Clash of the Contagions - Cooperation and Competition in Information Diffusion

2 minute read

by Seth A. Myers and Jure Leskovec, IEEE International Conference on Data Mining (ICDM 2012), Brussels, Belgium

Introduction

The authors present a statistical information diffusion model that considers competition as well as cooperation between contagions.

  1. during processing information sources (Web pages, TV, Tweets) - or being exposed to contagions - we constantly make choices whether to process (= getting infected with the contagion) or ignore these events.
  2. the authors distinguish tree different factors that determine, whether an infection takes place:
    • interestingness of the content (= content virality)
    • likelihood of the user to share the content (=user bias)
    • the content interaction term (= past exposures)

Potential benefits

  1. optimizing click-through rates by optimizing content placing
  2. combat the spread of negative pieces of information

Related work:

  • models of contagions in isolation: standard information diffusion approaches such as: Linear Threshold Models, Independent Cascade Models, exposure curves
  • models assuming that contagions are mutually exclusive (e.g. adoption of technology in a company such as Skype versus Google Hangout)

Method

The test set consists of URLs in Twitter tweets. Users are infected when they re-tweet a certain URL. Users are modeled as nodes. If a user, re-tweets a URL all his followers become exposed to that particular URL.
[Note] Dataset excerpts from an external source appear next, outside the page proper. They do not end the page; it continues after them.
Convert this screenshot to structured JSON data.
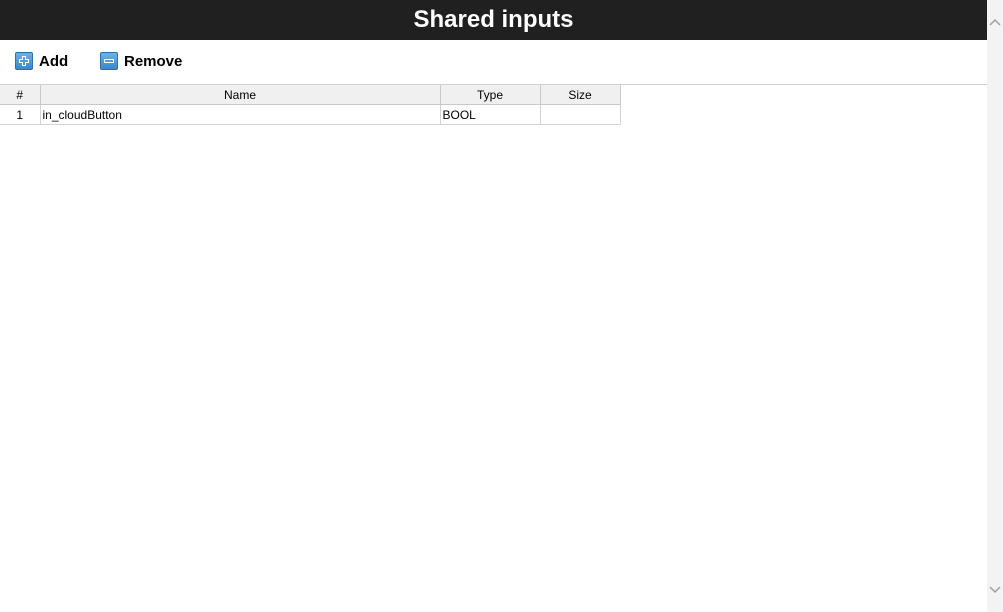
{
  "header": {
    "title": "Shared inputs"
  },
  "toolbar": {
    "add_label": "Add",
    "remove_label": "Remove"
  },
  "table": {
    "columns": [
      "#",
      "Name",
      "Type",
      "Size"
    ],
    "rows": [
      {
        "index": "1",
        "name": "in_cloudButton",
        "type": "BOOL",
        "size": ""
      }
    ]
  },
  "colors": {
    "title_bar": "#202020",
    "title_text": "#ffffff",
    "icon_blue": "#3e86c8",
    "header_bg": "#f0f0f0"
  },
  "icons": {
    "add": "plus-square-icon",
    "remove": "minus-square-icon",
    "scroll_up": "chevron-up-icon",
    "scroll_down": "chevron-down-icon"
  }
}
The probability of infection is altered by a contagion's (X) predecessors ($$Y_k$$) that are considered within a sliding window of size K. Therefore, the conditional probability of an infection is computed as

\[P(X|Y_1, Y_2, ... Y_K)\]

The authors make the following assumptions to decrease the number of different contagion combinations:

  1. $$Y_k$$ is independent of $$Y_l$$ => they only need to consider $$P(X|Y_k)$$ rather than every possible contagion sequence.
  2. they only consider the interaction between clusters (i.e., latent topics) rather than between all pairs of contagions.

Based on these assumptions they model

\[P(X|Y_k) = P(X) + \Delta^{(k)}_{cont}(u_i, u_j)\]

where $$\Delta^{(k)}_{cont}(u_i, u_j)$$ represents the effect a contagion $$u_i$$ has on contagion $$u_j$$ from k exposures away.

Solution

  1. in the rare cases where the $$\Delta$$ term leads to negative probabilities the authors set the probability to a minimum value of 1E-10
  2. the models obtained have a high number of parameters. The authors tried numerous methods to optimize these parameters and discovered that a variation of stochastic gradient descent worked best for the given use case.

Dataset

The raw dataset contained more than 3 billion tweets that where filtered based on the following criteria:

  1. Tweets containing URLs that where tweeted by at least 50 users (191,650 URLs)
  2. URLs referring to sites which contain enough (>=50 tokens) texts to determine a latent topic (39,771 URLs)
  3. URLs referring to English sites (18,186 URLs and 2,664,207 infectiuous events, i.e. Tweets)

Results

The paper provides evidence that more infectious URLs have

  1. a negative (suppressive) effect on less infectious URLs of unrelated content, and
  2. a positive effect on less infectious URLs of related content.